Her iki dedem güngörmüş insanlardı.
Anlatmaya başladıklarında dilsiz dinlerdik. Saatleri tutar, zihnimizde harman ederdik
sözlerini. Savaşlara, yokluklara, dair anlatımlar ibretlikti. Hikaye ve
masalların doğruluğa sevk eden yanları vardı. Onlar anlattıkça bir olmanın
sırrına ererdik. Bir olmak, birbirimizin acısına süs olmaktı. Fikrin harmanında
acıları bölüşmekti. Kader ve kederde ortaklaşa davranabilmekti. Sıkıntı
anlarında kucaklaşabilmekti. Birbirimizin elini tutabilmekti. Dost uyusa da düşmanın uyumadığını
bellemekti. Anlattıkça anlardık çok şeyi. Hey gidi hey!..
Gözler uzaklara dalar,
Balkanlardan, Trablus’tan, Kore’den Arap yarım adasından, Çanakkale’ye, oradan Dumlupınar’a uzayıp
giderlerdi. Giderken dostu düşmandan
ayırt etmeyi ihmal etmezlerdi. Vatan sevgisi dillerinde duaydı. Dualar öğün
aşıydı kısaca.
Bizi bizden çalmalara uyanık
kalmamızı sağlamaktı her kelam. Üst başları eski olsa da sözleri yeniydi.

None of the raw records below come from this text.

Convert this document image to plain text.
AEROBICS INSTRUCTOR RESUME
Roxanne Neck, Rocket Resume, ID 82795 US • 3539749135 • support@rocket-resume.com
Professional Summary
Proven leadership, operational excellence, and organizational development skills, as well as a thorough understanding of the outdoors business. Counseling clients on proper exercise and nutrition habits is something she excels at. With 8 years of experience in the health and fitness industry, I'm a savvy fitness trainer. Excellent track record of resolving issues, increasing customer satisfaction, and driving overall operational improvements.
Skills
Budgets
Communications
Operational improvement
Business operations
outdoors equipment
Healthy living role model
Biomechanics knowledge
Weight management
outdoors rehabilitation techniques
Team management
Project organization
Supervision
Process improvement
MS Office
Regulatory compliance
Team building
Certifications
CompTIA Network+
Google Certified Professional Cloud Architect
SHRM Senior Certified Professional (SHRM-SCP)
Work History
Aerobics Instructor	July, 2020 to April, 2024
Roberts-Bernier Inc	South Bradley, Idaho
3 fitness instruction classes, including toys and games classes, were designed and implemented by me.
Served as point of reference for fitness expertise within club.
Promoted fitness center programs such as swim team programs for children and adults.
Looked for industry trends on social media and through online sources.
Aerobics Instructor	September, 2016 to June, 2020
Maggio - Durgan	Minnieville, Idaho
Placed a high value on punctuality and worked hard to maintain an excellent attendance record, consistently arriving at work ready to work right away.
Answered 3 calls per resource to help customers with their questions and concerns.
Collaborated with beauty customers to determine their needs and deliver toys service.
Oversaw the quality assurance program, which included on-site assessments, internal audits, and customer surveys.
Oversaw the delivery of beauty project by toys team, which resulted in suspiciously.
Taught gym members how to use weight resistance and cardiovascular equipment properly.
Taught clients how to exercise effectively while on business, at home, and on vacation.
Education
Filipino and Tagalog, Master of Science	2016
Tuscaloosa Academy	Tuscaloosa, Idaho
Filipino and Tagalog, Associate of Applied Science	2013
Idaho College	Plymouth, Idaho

Referans noktaları belliydi. Hak kokardı, hukuk kokardı, kitap kokardı, vatan
kokardı anlatımları. Onlar anlattıkça şekillenmişti çok şey. Onlar anlattıkça
güveçte pişer gibi pişti duygularımız. Pişerken pişirildik. Yarenlerle oyun
arkadaşlığından öte kan kardeşi ilan ederdik birbirimizi. Kardeşliğin
gereklerini yerine getirmenin gayretinde olurduk. Birbirimizin ellerini öyle
tutardık ki, benim kanım onun, onun kanı benim damarlarım da dolaşıyor gibi
olurdu. Komşunun işi benim, benim işim komşunundu.
Hal böyleyken kapıldık ayrılık
rüzgârlarına. Usul usul ve sessizce esen rüzgârla düşürdüler ayrı. İpe sapa
gelmez düşünceyle ele avuca sığmayan tavırlara büründük. Önce hanelerde odalara
ayrıldık sonra ibadethaneleri bölüştük. Neresinden tutmaya kalksam bölük börçük
kardeşim.. Başımızın üstünde yer verdiklerimiz, yemeyip yedirdiklerimiz vurdu
ilk darbeyi. Şeytanla yol arkadaşlığına koyulanlar tüm değerlerimizi ütüp
gitmek istedi. Üterken yıkmak… Bizim biz olmamızı hazmedemeyenlerin değirmenine
su taşıdılar durduk yerde.. Biz büyürken üzerimize olmayan, dar gelen ne varsa
bir bir geride bırakırken haddini bilmezlik de ne... Kandırılmış insanlar
hortladı gecelerin orta yerine. Bizden bildiklerimiz bize saldırdı. Düşmanın eliyle
olmasa bile düşmanın diliyle düştü bombalar. Düşerken düşürmeye meylettiler. Of
ki, of!
İnancımız, imanımız tamdı bizim.
Örfümüz yerli yerindeydi. On yılda on beş milyon genç yarattık her yaştan
marşları söyleyerek her bir yurttaşla öğünmüştük. Ya şimdi? Güven tükendi
güven. Bizi bizden ayırdılar. Her güne yeni şüphelerle uyanır olduk. Ayarları
bozuldu kimilerinin. Aylardır kalemimi ısırıyorum ayarı bozulanları gördükçe.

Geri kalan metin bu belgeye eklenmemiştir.